By Meghan Drueding
Frank Lloyd Wright isn’t necessarily thought of as warm and fuzzy. But he got along famously with photographer Pedro Guerrero, who started documenting Wright’s work at the tender age of 22 and continued to do so for the next 20 years. Guerrero, who was known for his combination of artistic talent and technical brilliance, went on to become the favored photographer of artists Alexander Calder and Louise Nevelson. He died in 2012 in Florence, Arizona, not far from his birthplace of Mesa.
In September, PBS premiered the film Pedro E. Guerrero: A Photographer’s Journey, presented by the American Masters series and Latino Public Broadcasting’s VOCES series. (The film will be available on DVD and for digital download starting November 17 at ShopPBS.org.) We spoke with Raymond Telles, who co-directed and co-produced with Yvan Iturriaga, about the experience of making the film.
Copyright 2015 Pedro E. Guerrero Archives Pedro E. Guerrero (pictured right) with his family in Mesa, Arizona, 1935.
What was Pedro Guerrero like?
I had met Pedro about 30 years ago through his family. Yvan Iturriaga and I interviewed him in April of 2010. At that time he was 92 years old. He was absolutely charming, a great storyteller. He felt relaxed enough that the camera being there didn’t really matter. It was like a conversation between old friends.
Did you have a particular favorite building that he photographed?
One of my favorites is that series [showing Wright sipping tea on the site of the Guggenheim Museum] called “Tea Break at the Guggenheim.” You land on that photograph and you really do get the feeling that you’re eavesdropping. There’s also the last sequence of photos of Calder, just before he died. Those are two of my favorites—not so much of buildings, but of individuals.
For buildings, some of my favorites are the photos of Taliesin [West], shot in the early days—1939-42. There’s some pretty cool stuff in there.
Copyright 2015 Pedro E. Guerrero Archives Pedro E. Guerrero self-portrait, circa 1950s, New York City.
Copyright 2015 Pedro E. Guerrero Archives Frank Lloyd Wright at the “Sixty Years of Living Architecture” exhibit on the site of the future Guggenheim Museum, 1953, photographed by Pedro E. Guerrero.
What is Guerrero’s larger significance? Obviously he was very important in the photography world and the art and architecture world, but why choose him as your subject for this general-interest film?
His life and career spanned the 20th century. He lived to be 95 years of age. So he saw a lot. In a way, this is a real American story, told through the eyes of a Mexican-American that a lot of people didn’t know about. But he was a veteran, he experienced a lot of [historical] events, and he gave us a perspective on three major artists of the 20th century that we perhaps wouldn’t have [otherwise].
One of the things I was really pleased about was that I spoke with Tim Wright, one of Frank Lloyd Wright’s grandsons, and he said: “Pedro showed that my grandfather had a sense of humor.” People think of Frank Lloyd Wright as being really serious. I think because he had these close relationships with them, I think he may have humanized [Wright, Calder, and Nevelson] a little bit. So I think that’s significant.
“In a way, this is a real American story, told through the eyes of a Mexican-American that a lot of people didn’t know about.”
Was there anything that came up during the filming that surprised you about Guerrero?
There were a lot of photographs of himself. I asked Dixie, his wife, why? She said, you know, he was very concerned with his image.

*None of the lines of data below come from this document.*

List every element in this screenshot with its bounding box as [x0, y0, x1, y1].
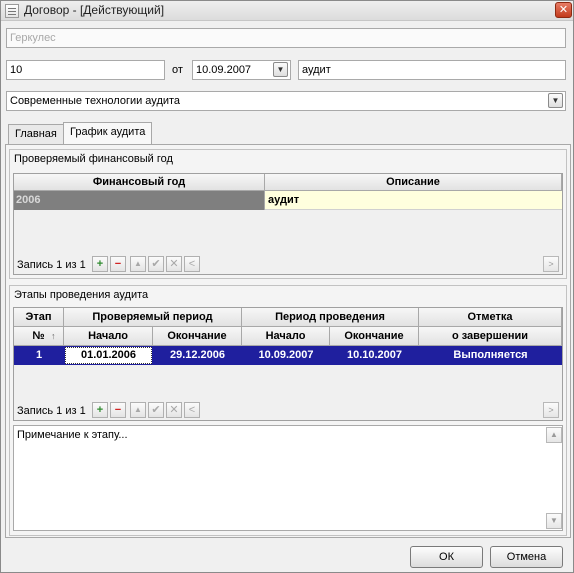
cancel-edit-button[interactable]: ✕	[166, 256, 182, 272]
record-counter: Запись 1 из 1	[17, 259, 86, 271]
scroll-down-button[interactable]: ▼	[546, 513, 562, 529]
column-header-run-period[interactable]: Период проведения	[242, 308, 419, 327]
fiscal-year-cell[interactable]: 2006	[14, 191, 265, 210]
fiscal-year-grid: Финансовый год Описание 2006 аудит Запис…	[13, 173, 563, 275]
column-header-check-start[interactable]: Начало	[64, 327, 153, 346]
column-header-run-start[interactable]: Начало	[242, 327, 330, 346]
tab-panel-audit-schedule: Проверяемый финансовый год Финансовый го…	[5, 144, 571, 538]
audit-stages-grid: Этап Проверяемый период Период проведени…	[13, 307, 563, 421]
tab-main[interactable]: Главная	[8, 124, 64, 145]
contract-type-field[interactable]: аудит	[298, 60, 566, 80]
record-counter: Запись 1 из 1	[17, 405, 86, 417]
contract-date-value: 10.09.2007	[196, 64, 252, 76]
client-field[interactable]: Геркулес	[6, 28, 566, 48]
table-row[interactable]: 1 01.01.2006 29.12.2006 10.09.2007 10.10…	[14, 346, 562, 365]
check-end-cell[interactable]: 29.12.2006	[153, 346, 242, 365]
scroll-right-button[interactable]: >	[543, 402, 559, 418]
stage-note-memo[interactable]: Примечание к этапу... ▲ ▼	[13, 425, 563, 531]
stage-number-cell[interactable]: 1	[14, 346, 64, 365]
tab-audit-schedule[interactable]: График аудита	[63, 122, 153, 145]
chevron-down-icon: ▼	[551, 96, 560, 105]
fiscal-year-group-title: Проверяемый финансовый год	[14, 153, 173, 165]
column-header-fiscal-year[interactable]: Финансовый год	[14, 174, 265, 191]
move-up-button[interactable]: ▲	[130, 402, 146, 418]
column-header-number-label: №	[32, 330, 45, 342]
cancel-edit-button[interactable]: ✕	[166, 402, 182, 418]
move-up-button[interactable]: ▲	[130, 256, 146, 272]
post-record-button[interactable]: ✔	[148, 256, 164, 272]
column-header-description[interactable]: Описание	[265, 174, 562, 191]
from-label: от	[172, 64, 183, 76]
column-header-check-end[interactable]: Окончание	[153, 327, 242, 346]
company-dropdown-button[interactable]: ▼	[548, 93, 563, 108]
scroll-left-button[interactable]: <	[184, 256, 200, 272]
column-header-checked-period[interactable]: Проверяемый период	[64, 308, 242, 327]
window-title: Договор - [Действующий]	[24, 3, 165, 17]
scroll-right-button[interactable]: >	[543, 256, 559, 272]
scroll-left-button[interactable]: <	[184, 402, 200, 418]
audit-stages-group-title: Этапы проведения аудита	[14, 289, 149, 301]
check-start-cell[interactable]: 01.01.2006	[65, 347, 152, 364]
audit-stages-group: Этапы проведения аудита Этап Проверяемый…	[9, 285, 567, 536]
chevron-down-icon: ▼	[550, 516, 558, 525]
sort-ascending-icon: ↑	[51, 331, 56, 341]
column-header-stage[interactable]: Этап	[14, 308, 64, 327]
description-cell[interactable]: аудит	[265, 191, 562, 210]
delete-record-button[interactable]: −	[110, 402, 126, 418]
title-bar[interactable]: Договор - [Действующий] ✕	[1, 1, 573, 21]
column-header-completion-status[interactable]: о завершении	[419, 327, 562, 346]
stages-navigator: Запись 1 из 1 + − ▲ ✔ ✕ < >	[14, 402, 562, 420]
run-end-cell[interactable]: 10.10.2007	[330, 346, 419, 365]
auditor-company-select[interactable]: Современные технологии аудита	[6, 91, 566, 111]
add-record-button[interactable]: +	[92, 402, 108, 418]
run-start-cell[interactable]: 10.09.2007	[242, 346, 330, 365]
fiscal-navigator: Запись 1 из 1 + − ▲ ✔ ✕ < >	[14, 256, 562, 274]
completion-status-cell[interactable]: Выполняется	[419, 346, 562, 365]
auditor-company-value: Современные технологии аудита	[10, 95, 181, 107]
ok-button[interactable]: ОК	[410, 546, 483, 568]
post-record-button[interactable]: ✔	[148, 402, 164, 418]
contract-number-field[interactable]: 10	[6, 60, 165, 80]
scroll-up-button[interactable]: ▲	[546, 427, 562, 443]
close-button[interactable]: ✕	[555, 2, 572, 18]
column-header-run-end[interactable]: Окончание	[330, 327, 419, 346]
add-record-button[interactable]: +	[92, 256, 108, 272]
dialog-window: Договор - [Действующий] ✕ Геркулес 10 от…	[0, 0, 574, 573]
delete-record-button[interactable]: −	[110, 256, 126, 272]
chevron-down-icon: ▼	[276, 65, 285, 74]
column-header-number[interactable]: № ↑	[14, 327, 64, 346]
date-dropdown-button[interactable]: ▼	[273, 62, 288, 77]
column-header-completion-mark[interactable]: Отметка	[419, 308, 562, 327]
stage-note-text: Примечание к этапу...	[17, 429, 128, 441]
cancel-button[interactable]: Отмена	[490, 546, 563, 568]
fiscal-year-group: Проверяемый финансовый год Финансовый го…	[9, 149, 567, 279]
document-icon	[5, 4, 19, 18]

He tried to cultivate an image of himself throughout his life. Here was a man who was trying to figure out who he was and how he fit into the world, and I think taking those “selfies” helped him figure it out.
In the film, architectural historian Bernard Michael Boyle talks about how Guerrero was able to bring out the texture of a place. Can you think of a particular example?
Anything he shot that’s in the desert, the buildings actually look like they’re [growing] out of the ground. You can see the rocks they used from the area. The black and white photography kind of lends itself to that. Also shooting in large format, you really see detail, and the photographs show really well. We’ve had a few screenings in theaters as promotion for the American Masters broadcast, and the photographs stand up really well, even when they’re blown up on the big screen. They give the feeling that the buildings are of the earth and made with those [natural] materials.
Meghan Drueding is the managing editor of Preservation magazine. She has a weakness for Midcentury Modernism, walkable cities, and coffee table books about architecture and design.